I don’t want to stop having sex. I think it’ll be harder to come back to than to figure out how to navigate during, because I just had a baby and I’m still trying to figure out my new body. I’m also a shallow bitch that goes crazy for sex, so there’s that as well.

But that said I’m well aware of the impending doom that is poking my trauma and sorting shit out. I know it can ruin everything if I’m not careful. But I also know I need to work through this shit so it stops affecting me so much.

As it stands now, when I get triggered during sex, I keep everything internal. I ground myself that my husband is not my abuser that I’m safe now etc. If something environmental or position is triggering I change those. I’ve never gotten so triggered I couldn’t recover the moment.

I really struggle to verbally say in the moment really anything. But later, usually the next day I’ll tell my husband what happened and why, but not the gory details of why he reminded me of my abuser/rape/whatever.

So my question is, if I choose to continue having sex during this process, what groundwork do I need to lay to keep myself safe? Do any of you have systems of communication that don’t rely on verbal to say you’re triggered etc? Am I dumb for wanting to maintain intimacy anyways?
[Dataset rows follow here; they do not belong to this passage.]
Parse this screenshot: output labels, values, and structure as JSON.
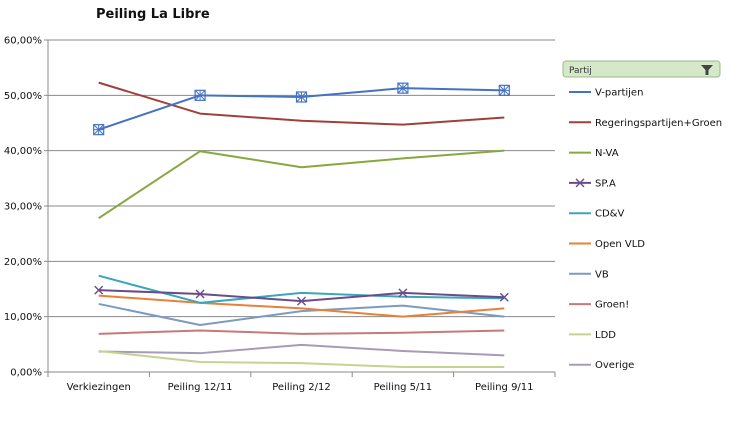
{
  "chart_data": {
    "type": "line",
    "title": "Peiling La Libre",
    "xlabel": "",
    "ylabel": "",
    "categories": [
      "Verkiezingen",
      "Peiling 12/11",
      "Peiling 2/12",
      "Peiling 5/11",
      "Peiling 9/11"
    ],
    "y_tick_labels": [
      "0,00%",
      "10,00%",
      "20,00%",
      "30,00%",
      "40,00%",
      "50,00%",
      "60,00%"
    ],
    "ylim": [
      0,
      60
    ],
    "grid": true,
    "legend_title": "Partij",
    "legend_position": "right",
    "series": [
      {
        "name": "V-partijen",
        "color": "#4572c4",
        "marker": "pattern",
        "values": [
          43.8,
          50.0,
          49.7,
          51.3,
          50.9
        ]
      },
      {
        "name": "Regeringspartijen+Groen",
        "color": "#a0403c",
        "marker": "none",
        "values": [
          52.3,
          46.7,
          45.4,
          44.7,
          46.0
        ]
      },
      {
        "name": "N-VA",
        "color": "#86a83e",
        "marker": "none",
        "values": [
          27.8,
          39.9,
          37.0,
          38.6,
          40.0
        ]
      },
      {
        "name": "SP.A",
        "color": "#6a4c8a",
        "marker": "x",
        "values": [
          14.8,
          14.1,
          12.8,
          14.3,
          13.5
        ]
      },
      {
        "name": "CD&V",
        "color": "#3aa7b8",
        "marker": "none",
        "values": [
          17.4,
          12.5,
          14.3,
          13.6,
          13.3
        ]
      },
      {
        "name": "Open VLD",
        "color": "#e8803a",
        "marker": "none",
        "values": [
          13.8,
          12.5,
          11.5,
          10.0,
          11.5
        ]
      },
      {
        "name": "VB",
        "color": "#7a9cc0",
        "marker": "none",
        "values": [
          12.3,
          8.5,
          11.0,
          12.0,
          10.0
        ]
      },
      {
        "name": "Groen!",
        "color": "#c57a78",
        "marker": "none",
        "values": [
          6.9,
          7.5,
          6.9,
          7.1,
          7.5
        ]
      },
      {
        "name": "LDD",
        "color": "#c4d48e",
        "marker": "none",
        "values": [
          3.8,
          1.8,
          1.6,
          0.9,
          0.9
        ]
      },
      {
        "name": "Overige",
        "color": "#a89ab8",
        "marker": "none",
        "values": [
          3.7,
          3.4,
          4.9,
          3.8,
          3.0
        ]
      }
    ]
  }
}
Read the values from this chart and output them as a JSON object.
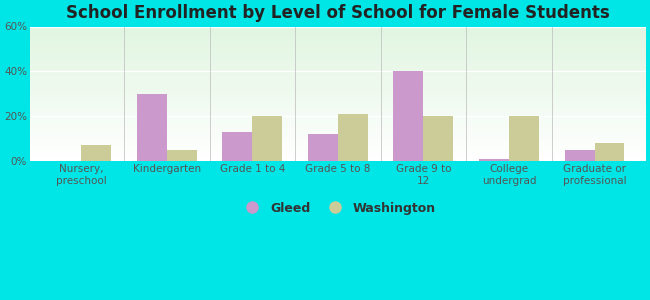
{
  "title": "School Enrollment by Level of School for Female Students",
  "categories": [
    "Nursery,\npreschool",
    "Kindergarten",
    "Grade 1 to 4",
    "Grade 5 to 8",
    "Grade 9 to\n12",
    "College\nundergrad",
    "Graduate or\nprofessional"
  ],
  "gleed": [
    0,
    30,
    13,
    12,
    40,
    1,
    5
  ],
  "washington": [
    7,
    5,
    20,
    21,
    20,
    20,
    8
  ],
  "gleed_color": "#cc99cc",
  "washington_color": "#cccc99",
  "ylim": [
    0,
    60
  ],
  "yticks": [
    0,
    20,
    40,
    60
  ],
  "ytick_labels": [
    "0%",
    "20%",
    "40%",
    "60%"
  ],
  "bg_color": "#00e5e5",
  "legend_gleed": "Gleed",
  "legend_washington": "Washington",
  "title_fontsize": 12,
  "tick_fontsize": 7.5,
  "legend_fontsize": 9,
  "bar_width": 0.35
}
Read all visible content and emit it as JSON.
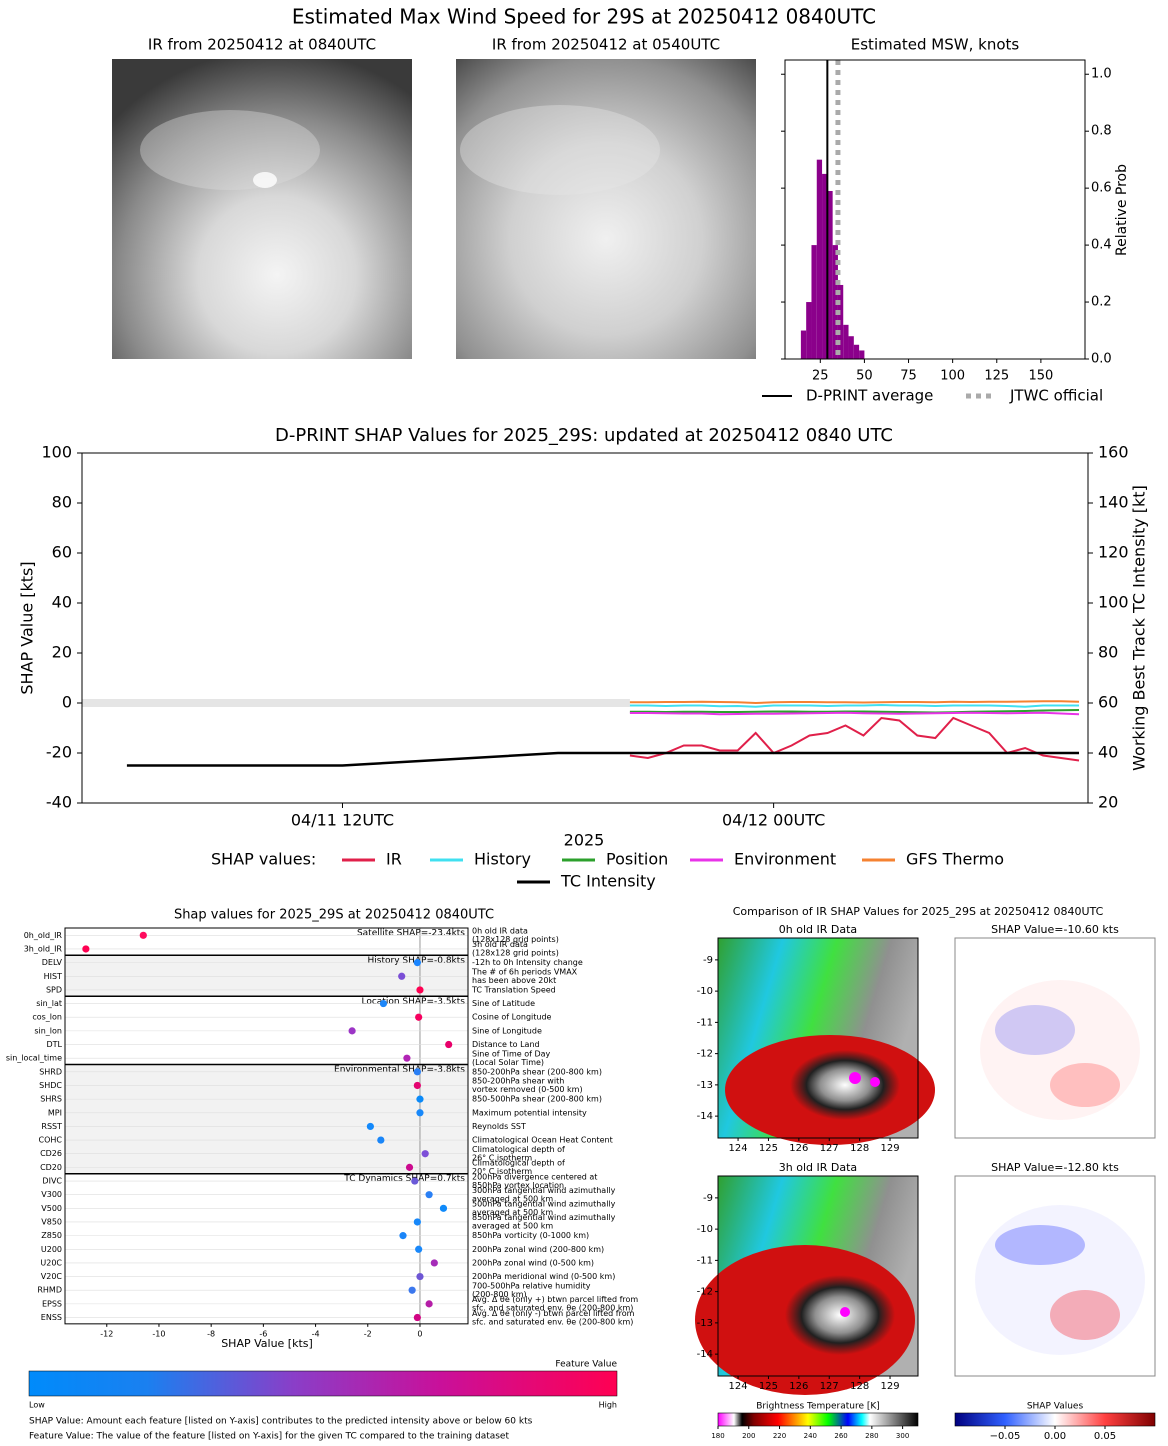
{
  "title": "Estimated Max Wind Speed for 29S at 20250412 0840UTC",
  "chart_data": [
    {
      "type": "image",
      "title": "IR from 20250412 at 0840UTC"
    },
    {
      "type": "image",
      "title": "IR from 20250412 at 0540UTC"
    },
    {
      "type": "histogram",
      "title": "Estimated MSW, knots",
      "bins": [
        14,
        17,
        20,
        23,
        26,
        29,
        32,
        35,
        38,
        41,
        44,
        47,
        50
      ],
      "counts": [
        0.1,
        0.2,
        0.4,
        0.7,
        0.65,
        0.59,
        0.4,
        0.26,
        0.12,
        0.08,
        0.05,
        0.03
      ],
      "color": "#8b008b",
      "xlim": [
        5,
        175
      ],
      "xticks": [
        25,
        50,
        75,
        100,
        125,
        150
      ],
      "ylim": [
        0,
        1.05
      ],
      "yticks": [
        {
          "value": 0,
          "label": "0.0"
        },
        0.2,
        0.4,
        0.6,
        0.8,
        {
          "value": 1,
          "label": "1.0"
        }
      ],
      "ylabel": "Relative Prob",
      "lines": [
        {
          "name": "D-PRINT average",
          "x": 29,
          "color": "#000000",
          "style": "solid"
        },
        {
          "name": "JTWC official",
          "x": 35,
          "color": "#aaaaaa",
          "style": "dotted"
        }
      ]
    },
    {
      "type": "line",
      "title": "D-PRINT SHAP Values for 2025_29S: updated at 20250412 0840 UTC",
      "xlabel": "2025",
      "ylabel": "SHAP Value [kts]",
      "y2label": "Working Best Track TC Intensity [kt]",
      "legend_title": "SHAP values:",
      "xlim": [
        4.75,
        32.75
      ],
      "xticks": [
        {
          "value": 12,
          "label": "04/11 12UTC"
        },
        {
          "value": 24,
          "label": "04/12 00UTC"
        }
      ],
      "ylim": [
        -40,
        100
      ],
      "yticks": [
        -40,
        -20,
        0,
        20,
        40,
        60,
        80,
        100
      ],
      "y2lim": [
        20,
        160
      ],
      "y2ticks": [
        20,
        40,
        60,
        80,
        100,
        120,
        140,
        160
      ],
      "series": [
        {
          "name": "IR",
          "color": "#e0204a",
          "x": [
            20,
            20.5,
            21,
            21.5,
            22,
            22.5,
            23,
            23.5,
            24,
            24.5,
            25,
            25.5,
            26,
            26.5,
            27,
            27.5,
            28,
            28.5,
            29,
            29.5,
            30,
            30.5,
            31,
            31.5,
            32,
            32.5
          ],
          "values": [
            -21,
            -22,
            -20,
            -17,
            -17,
            -19,
            -19,
            -12,
            -20,
            -17,
            -13,
            -12,
            -9,
            -13,
            -6,
            -7,
            -13,
            -14,
            -6,
            -9,
            -12,
            -20,
            -18,
            -21,
            -22,
            -23
          ]
        },
        {
          "name": "History",
          "color": "#40e0f0",
          "x": [
            20,
            20.5,
            21,
            21.5,
            22,
            22.5,
            23,
            23.5,
            24,
            24.5,
            25,
            25.5,
            26,
            26.5,
            27,
            27.5,
            28,
            28.5,
            29,
            29.5,
            30,
            30.5,
            31,
            31.5,
            32,
            32.5
          ],
          "values": [
            -1,
            -1,
            -1.2,
            -1,
            -1,
            -1.3,
            -1.2,
            -1.5,
            -1,
            -1,
            -1,
            -1.2,
            -1,
            -1,
            -0.8,
            -1,
            -1,
            -1.2,
            -1,
            -1,
            -1,
            -1.2,
            -1.5,
            -1,
            -1,
            -1
          ]
        },
        {
          "name": "Position",
          "color": "#2ca02c",
          "x": [
            20,
            20.5,
            21,
            21.5,
            22,
            22.5,
            23,
            23.5,
            24,
            24.5,
            25,
            25.5,
            26,
            26.5,
            27,
            27.5,
            28,
            28.5,
            29,
            29.5,
            30,
            30.5,
            31,
            31.5,
            32,
            32.5
          ],
          "values": [
            -3.5,
            -3.5,
            -3.6,
            -3.5,
            -3.5,
            -3.6,
            -3.6,
            -3.5,
            -3.4,
            -3.4,
            -3.5,
            -3.5,
            -3.4,
            -3.4,
            -3.5,
            -3.6,
            -3.7,
            -3.8,
            -3.7,
            -3.5,
            -3.4,
            -3.3,
            -3.2,
            -3,
            -2.9,
            -2.8
          ]
        },
        {
          "name": "Environment",
          "color": "#e833e8",
          "x": [
            20,
            20.5,
            21,
            21.5,
            22,
            22.5,
            23,
            23.5,
            24,
            24.5,
            25,
            25.5,
            26,
            26.5,
            27,
            27.5,
            28,
            28.5,
            29,
            29.5,
            30,
            30.5,
            31,
            31.5,
            32,
            32.5
          ],
          "values": [
            -4,
            -4,
            -4.1,
            -4.2,
            -4.2,
            -4.5,
            -4.4,
            -4.3,
            -4.3,
            -4.2,
            -4.1,
            -4,
            -3.9,
            -4.1,
            -4.2,
            -4.3,
            -4.2,
            -4.1,
            -4,
            -3.9,
            -4,
            -4.1,
            -4,
            -3.9,
            -4.2,
            -4.5
          ]
        },
        {
          "name": "GFS Thermo",
          "color": "#f58231",
          "x": [
            20,
            20.5,
            21,
            21.5,
            22,
            22.5,
            23,
            23.5,
            24,
            24.5,
            25,
            25.5,
            26,
            26.5,
            27,
            27.5,
            28,
            28.5,
            29,
            29.5,
            30,
            30.5,
            31,
            31.5,
            32,
            32.5
          ],
          "values": [
            0.3,
            0.3,
            0.4,
            0.4,
            0.5,
            0.4,
            0.3,
            0,
            0.3,
            0.4,
            0.4,
            0.3,
            0.3,
            0.2,
            0.3,
            0.4,
            0.4,
            0.3,
            0.5,
            0.4,
            0.5,
            0.5,
            0.6,
            0.7,
            0.7,
            0.5
          ]
        },
        {
          "name": "TC Intensity",
          "color": "#000000",
          "axis": "y2",
          "x": [
            6,
            12,
            18,
            24,
            30,
            32.5
          ],
          "values": [
            35,
            35,
            40,
            40,
            40,
            40
          ]
        }
      ]
    },
    {
      "type": "dot",
      "title": "Shap values for 2025_29S at 20250412 0840UTC",
      "xlabel": "SHAP Value [kts]",
      "xlim": [
        -13.6,
        1.84
      ],
      "xticks": [
        -12,
        -10,
        -8,
        -6,
        -4,
        -2,
        0
      ],
      "colorbar": {
        "title": "Feature Value",
        "low": "Low",
        "high": "High"
      },
      "notes": [
        "SHAP Value: Amount each feature [listed on Y-axis] contributes to the predicted intensity above or below 60 kts",
        "Feature Value: The value of the feature [listed on Y-axis] for the given TC compared to the training dataset"
      ],
      "groups": [
        {
          "label": "Satellite SHAP=-23.4kts",
          "features": [
            {
              "name": "0h_old_IR",
              "value": -10.6,
              "color": "#ff0b5e",
              "description": [
                "0h old IR data",
                "(128x128 grid points)"
              ]
            },
            {
              "name": "3h_old_IR",
              "value": -12.8,
              "color": "#ff0052",
              "description": [
                "3h old IR data",
                "(128x128 grid points)"
              ]
            }
          ]
        },
        {
          "label": "History SHAP=-0.8kts",
          "features": [
            {
              "name": "DELV",
              "value": -0.1,
              "color": "#1a85ff",
              "description": [
                "-12h to 0h Intensity change"
              ]
            },
            {
              "name": "HIST",
              "value": -0.7,
              "color": "#7b4fd6",
              "description": [
                "The # of 6h periods VMAX",
                "has been above 20kt"
              ]
            },
            {
              "name": "SPD",
              "value": 0,
              "color": "#ff0052",
              "description": [
                "TC Translation Speed"
              ]
            }
          ]
        },
        {
          "label": "Location SHAP=-3.5kts",
          "features": [
            {
              "name": "sin_lat",
              "value": -1.4,
              "color": "#1d86f8",
              "description": [
                "Sine of Latitude"
              ]
            },
            {
              "name": "cos_lon",
              "value": -0.05,
              "color": "#f6005f",
              "description": [
                "Cosine of Longitude"
              ]
            },
            {
              "name": "sin_lon",
              "value": -2.6,
              "color": "#9c35c6",
              "description": [
                "Sine of Longitude"
              ]
            },
            {
              "name": "DTL",
              "value": 1.1,
              "color": "#e8006a",
              "description": [
                "Distance to Land"
              ]
            },
            {
              "name": "sin_local_time",
              "value": -0.5,
              "color": "#b124b5",
              "description": [
                "Sine of Time of Day",
                "(Local Solar Time)"
              ]
            }
          ]
        },
        {
          "label": "Environmental SHAP=-3.8kts",
          "features": [
            {
              "name": "SHRD",
              "value": -0.1,
              "color": "#2a7ff5",
              "description": [
                "850-200hPa shear (200-800 km)"
              ]
            },
            {
              "name": "SHDC",
              "value": -0.1,
              "color": "#e40571",
              "description": [
                "850-200hPa shear with",
                "vortex removed (0-500 km)"
              ]
            },
            {
              "name": "SHRS",
              "value": 0,
              "color": "#0b8af8",
              "description": [
                "850-500hPa shear (200-800 km)"
              ]
            },
            {
              "name": "MPI",
              "value": 0,
              "color": "#1888fa",
              "description": [
                "Maximum potential intensity"
              ]
            },
            {
              "name": "RSST",
              "value": -1.9,
              "color": "#1389fb",
              "description": [
                "Reynolds SST"
              ]
            },
            {
              "name": "COHC",
              "value": -1.5,
              "color": "#1a86f8",
              "description": [
                "Climatological Ocean Heat Content"
              ]
            },
            {
              "name": "CD26",
              "value": 0.2,
              "color": "#7d4fd8",
              "description": [
                "Climatological depth of",
                "26° C isotherm"
              ]
            },
            {
              "name": "CD20",
              "value": -0.4,
              "color": "#cc0a8f",
              "description": [
                "Climatological depth of",
                "20° C isotherm"
              ]
            }
          ]
        },
        {
          "label": "TC Dynamics SHAP=0.7kts",
          "features": [
            {
              "name": "DIVC",
              "value": -0.2,
              "color": "#6b5ad8",
              "description": [
                "200hPa divergence centered at",
                "850hPa vortex location"
              ]
            },
            {
              "name": "V300",
              "value": 0.35,
              "color": "#2a80f5",
              "description": [
                "300hPa tangential wind azimuthally",
                "averaged at 500 km"
              ]
            },
            {
              "name": "V500",
              "value": 0.9,
              "color": "#0f8afa",
              "description": [
                "500hPa tangential wind azimuthally",
                "averaged at 500 km"
              ]
            },
            {
              "name": "V850",
              "value": -0.1,
              "color": "#1788fa",
              "description": [
                "850hPa tangential wind azimuthally",
                "averaged at 500 km"
              ]
            },
            {
              "name": "Z850",
              "value": -0.65,
              "color": "#1a85f8",
              "description": [
                "850hPa vorticity (0-1000 km)"
              ]
            },
            {
              "name": "U200",
              "value": -0.05,
              "color": "#1988fa",
              "description": [
                "200hPa zonal wind (200-800 km)"
              ]
            },
            {
              "name": "U20C",
              "value": 0.55,
              "color": "#a52cb8",
              "description": [
                "200hPa zonal wind (0-500 km)"
              ]
            },
            {
              "name": "V20C",
              "value": 0,
              "color": "#6e56d4",
              "description": [
                "200hPa meridional wind (0-500 km)"
              ]
            },
            {
              "name": "RHMD",
              "value": -0.3,
              "color": "#3c78ee",
              "description": [
                "700-500hPa relative humidity",
                "(200-800 km)"
              ]
            },
            {
              "name": "EPSS",
              "value": 0.35,
              "color": "#b51ea7",
              "description": [
                "Avg. Δ θe (only +) btwn parcel lifted from",
                "sfc. and saturated env. θe (200-800 km)"
              ]
            },
            {
              "name": "ENSS",
              "value": -0.1,
              "color": "#d10583",
              "description": [
                "Avg. Δ θe (only -) btwn parcel lifted from",
                "sfc. and saturated env. θe (200-800 km)"
              ]
            }
          ]
        }
      ]
    },
    {
      "type": "image_grid",
      "title": "Comparison of IR SHAP Values for 2025_29S at 20250412 0840UTC",
      "xlim": [
        123.34,
        129.92
      ],
      "xticks": [
        124,
        125,
        126,
        127,
        128,
        129
      ],
      "ylim": [
        -14.7,
        -8.3
      ],
      "yticks": [
        -9,
        -10,
        -11,
        -12,
        -13,
        -14
      ],
      "panels": [
        {
          "kind": "ir",
          "title": "0h old IR Data"
        },
        {
          "kind": "shap",
          "title": "SHAP Value=-10.60 kts"
        },
        {
          "kind": "ir",
          "title": "3h old IR Data"
        },
        {
          "kind": "shap",
          "title": "SHAP Value=-12.80 kts"
        }
      ],
      "bt_colorbar": {
        "title": "Brightness Temperature [K]",
        "lim": [
          180,
          310
        ],
        "ticks": [
          180,
          200,
          220,
          240,
          260,
          280,
          300
        ]
      },
      "shap_colorbar": {
        "title": "SHAP Values",
        "lim": [
          -0.1,
          0.1
        ],
        "ticks": [
          {
            "value": -0.05,
            "label": "−0.05"
          },
          {
            "value": 0,
            "label": "0.00"
          },
          0.05
        ]
      }
    }
  ]
}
I’m sad I have to deal with all this crap and honestly I really don’t want to. But the thing is I’m dealing with it anyways, on my own, everyday… it’d be nice to clear some of it up…
 
Have you heard of enthusiastic consent? It has some good concepts? One of the things that silence is not consent and that you have to keep giving consent.

With my husband and I, we talk during and often after. We've learned how to make it a fun part of our sexual relationship. It helps prevent freezing for me. Part of the reason this has helped is because it's helped me practice using my words and predict when something might cause me to panic. Another part is, my husband has gotten to know my patterns so well. And since talk and my participation is such a core part, if I freeze he is going to stop.
 
Have you heard of enthusiastic consent? It has some good concepts? One of the things that silence is not consent and that you have to keep giving consent.

With my husband and I, we talk during and often after. We've learned how to make it a fun part of our sexual relationship. It helps prevent freezing for me. Part of the reason this has helped is because it's helped me practice using my words and predict when something might cause me to panic. Another part is, my husband has gotten to know my patterns so well. And since talk and my participation is such a core part, if I freeze he is going to stop.
Yes, my husband can tell now because I usually talk or react when I'm enjoying but when I'm triggered I go silent/freeze so he can usually tell now. I think I'm not sure, when I made this post almost a year ago we were looking at really digging into trauma therapy with EMDR, but we kinda got stuck on the sex and communication side. Now we're looking at doing couples therapy to improve sex (well intimacy, mostly emotional) and communication. I think once we have that more solid I should probably try to do EMDR again. I'm just kinda wimpy, I know if I do that there will be more PTSD symptoms, like I'll get worse before I get better and I feel mostly okay right now but ugh I know it's part of the process.